Lei collabora attivamente con il suo compagno, Gai Behar, che ha una formazione decisamente diversa dalla sua: street-art che incontra l'accademia. Come si realizza la vostra intesa artistica? «The Brutal Journey ha bisogno di prospettive e idee che esulano dall'ambito strettamente accademico. Io chiamo Gai"il pulitore": è lui che ci richiama all'essenziale, che ci spoglia del superfluo. Mi fido dei suoi consigli, lavorare insieme è una benedizione, perché sai che puoi contare su qualcuno che è diverso da te, e quindi in grado di completare il grande quadro. L'ispirazione può arrivare da qualsiasi parte, dalla strada, dalla luna, da un odore. Deve essere un'esperienza toccante, coinvolgente, sconvolgente. Solo allora possiamo chiamarla... arte».

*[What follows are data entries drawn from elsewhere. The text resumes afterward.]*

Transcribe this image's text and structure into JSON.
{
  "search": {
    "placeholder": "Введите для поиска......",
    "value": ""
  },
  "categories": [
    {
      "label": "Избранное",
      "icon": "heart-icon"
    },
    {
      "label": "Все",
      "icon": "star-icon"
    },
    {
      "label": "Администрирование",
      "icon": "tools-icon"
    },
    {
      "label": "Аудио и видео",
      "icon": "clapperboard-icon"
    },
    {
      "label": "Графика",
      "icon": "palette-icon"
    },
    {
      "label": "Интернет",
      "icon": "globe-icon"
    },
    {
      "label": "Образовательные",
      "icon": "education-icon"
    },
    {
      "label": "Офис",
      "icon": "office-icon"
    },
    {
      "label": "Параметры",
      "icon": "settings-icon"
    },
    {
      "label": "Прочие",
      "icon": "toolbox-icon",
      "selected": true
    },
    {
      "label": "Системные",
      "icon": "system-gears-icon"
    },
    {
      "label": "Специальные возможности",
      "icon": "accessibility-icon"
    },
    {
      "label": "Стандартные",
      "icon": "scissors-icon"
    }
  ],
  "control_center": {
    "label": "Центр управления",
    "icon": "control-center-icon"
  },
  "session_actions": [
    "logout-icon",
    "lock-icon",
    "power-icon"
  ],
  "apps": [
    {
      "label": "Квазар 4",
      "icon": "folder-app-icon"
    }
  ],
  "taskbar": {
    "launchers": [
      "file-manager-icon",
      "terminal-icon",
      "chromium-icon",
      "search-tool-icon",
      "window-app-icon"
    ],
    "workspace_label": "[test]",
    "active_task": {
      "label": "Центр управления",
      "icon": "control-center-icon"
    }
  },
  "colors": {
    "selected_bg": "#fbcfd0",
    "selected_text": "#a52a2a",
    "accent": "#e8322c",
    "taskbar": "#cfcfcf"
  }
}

Come è scattata la scintilla tra voi? «L'ho guardato negli occhi, e ho capito. Gli occhi dicono tutto. Il resto è vita privata».
Chi sono stati i suoi idoli, da ballerina e successivamente da coreografa? «Balanchine e William Forsythe. Anche grazie a loro ho imparato a parlare alla gente, sfiorarne il cuore, creare qualcosa che la tocchi nel profondo. È un processo fisicamente e tecnicamente difficile: chiedo ai ballerini di sentirsi puri e onesti, di lasciare che le emozioni vengano a galla, come una scatola che, aprendo si, rivela cose dite che neanche tu conosci».
Ha un messaggio per gli spettatori? «Spalancate gli occhi, addrizzate le orecchie, aprite i cuori».
Dobbiamo aspettarci un capitolo quarto di The Brutal Journey? «Le aspettative causano delusioni. Sono aperta a tutte le possibilità, e vorrei che anche il pubblico lo fosse».